The midpoint would indicate a flat market where you slightly outperform, leading to minimal leverage on the operating margin. Regarding tariffs, what is the threshold at which you would consider raising prices in response to tariffs or general inflationary pressures? It seems from your comments that, aside from steel, you are experiencing a significant amount of inflation, along with some mix headwinds in the business. So, what is the point at which you begin to contemplate price increases?

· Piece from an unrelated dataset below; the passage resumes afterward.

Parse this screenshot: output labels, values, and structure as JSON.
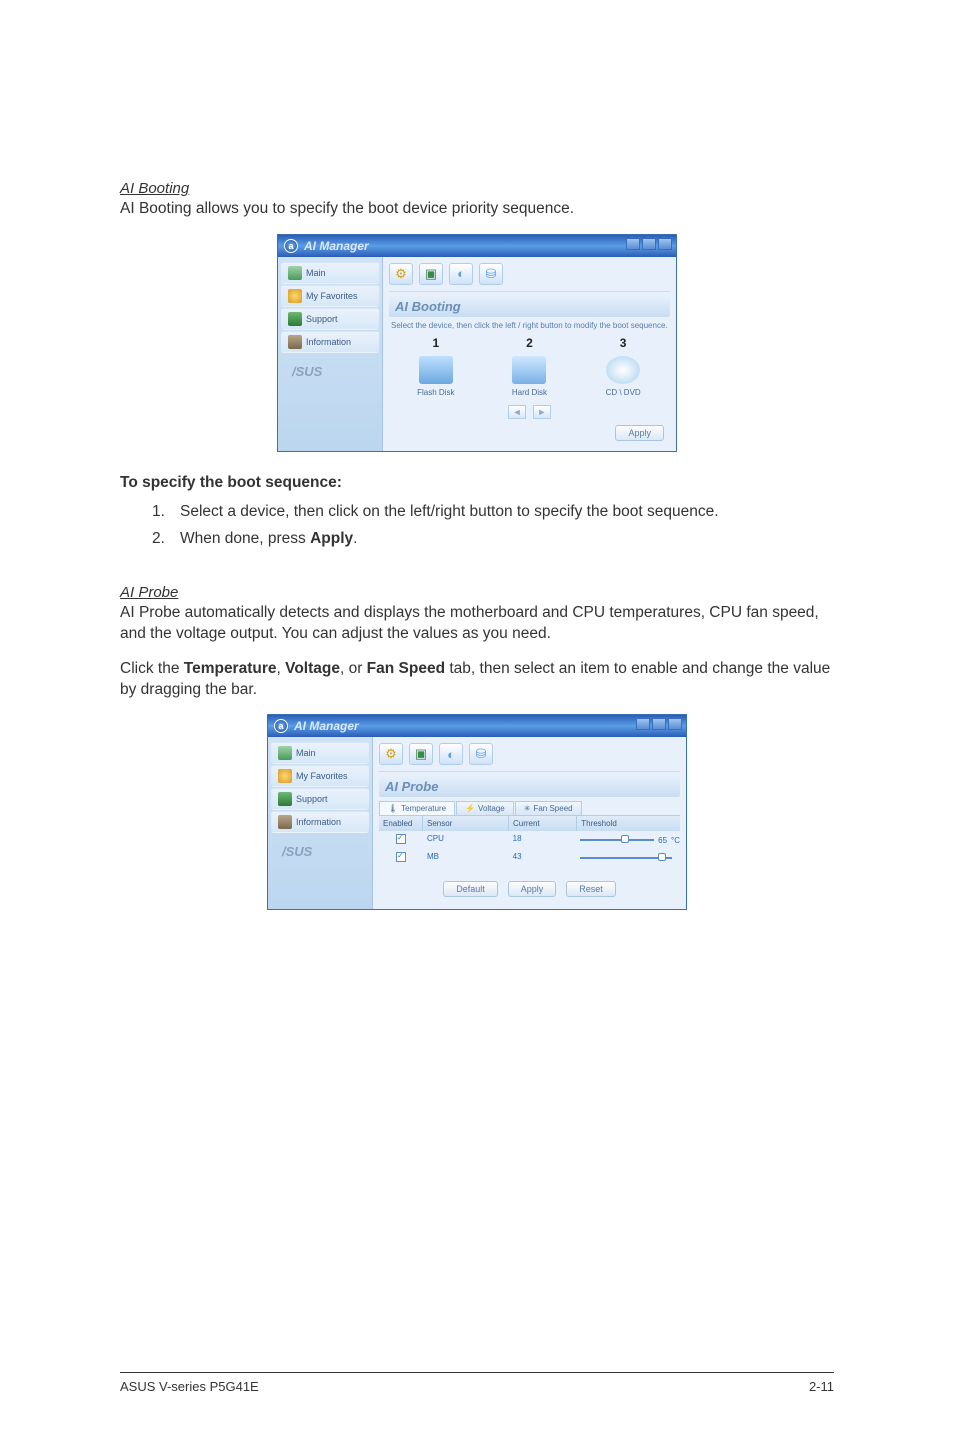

Tim, let me give you a little bit of background. So obviously, all things tariffs, especially today is a pretty fluid situation. As a reminder, for a little context, can we purchase 150-plus variations of steel. And that steel is made specifically for us. So it's not a direct correlation to some of the indices you see. And for the most part, Tim, all of the connectors that we produce in the U.S. are with U.S.-made steel. So we have seen some steel producers over the last 4 to 6 weeks announce a couple of price increases based off of what happened today. We are expecting additional price increases coming. And from a Simpson perspective, from a pricing view, last time we had a price increase was 2022. We had a price decrease in January of 2023. And really, since then, we've seen significant inflation in all of our production and transportation costs, except for the steel raw materials side and obviously, the tariff story changed that. So we're kind of looking at it in two buckets. There's a tariff bucket and there's all the other cost buckets. So if the tariffs remain, we believe we'll have to preserve our margins and high level of service; we're going to need to pass some of that on. We're also looking at the other cost buckets, doing everything we can to drive those down. But again, if we're not able to offset some of those cost increases we see everywhere else, we may need to take action to preserve our margins and level of service again from that view. So that's the way we're thinking about the tariff bucket and all the other cost bucket.

Matt Dunn CFO

Yes, Tim, this is Matt. I would just add that up until today, the previous tariffs related to imports from China, Canada, and Mexico included Canada and Mexico being put on pause. From a China standpoint, we import a relatively low volume of our cost of goods from China, resulting in a tariff impact of less than $10 million. We are currently waiting to see how the new tariffs on non-U.S. steel will affect the market. If steel costs rise from domestic suppliers, we will need to adjust our pricing to recover those expenses. Additionally, there are some antidumping tariffs and related lawsuits that we are monitoring closely, as they will have a court appearance in early April. Again, as Mike mentioned, we source the majority of our steel from the U.S.

Speaker 4

That's all really helpful. Regarding the share gains, historically, you've achieved 200 to 300 basis points above starts, and this has significantly improved over the past couple of years. As you look ahead to 2025, what is the outlook for these share gains compared to your historical performance or the last few years? Does it seem more aligned with the recent past, or does it align more with the 250 basis points?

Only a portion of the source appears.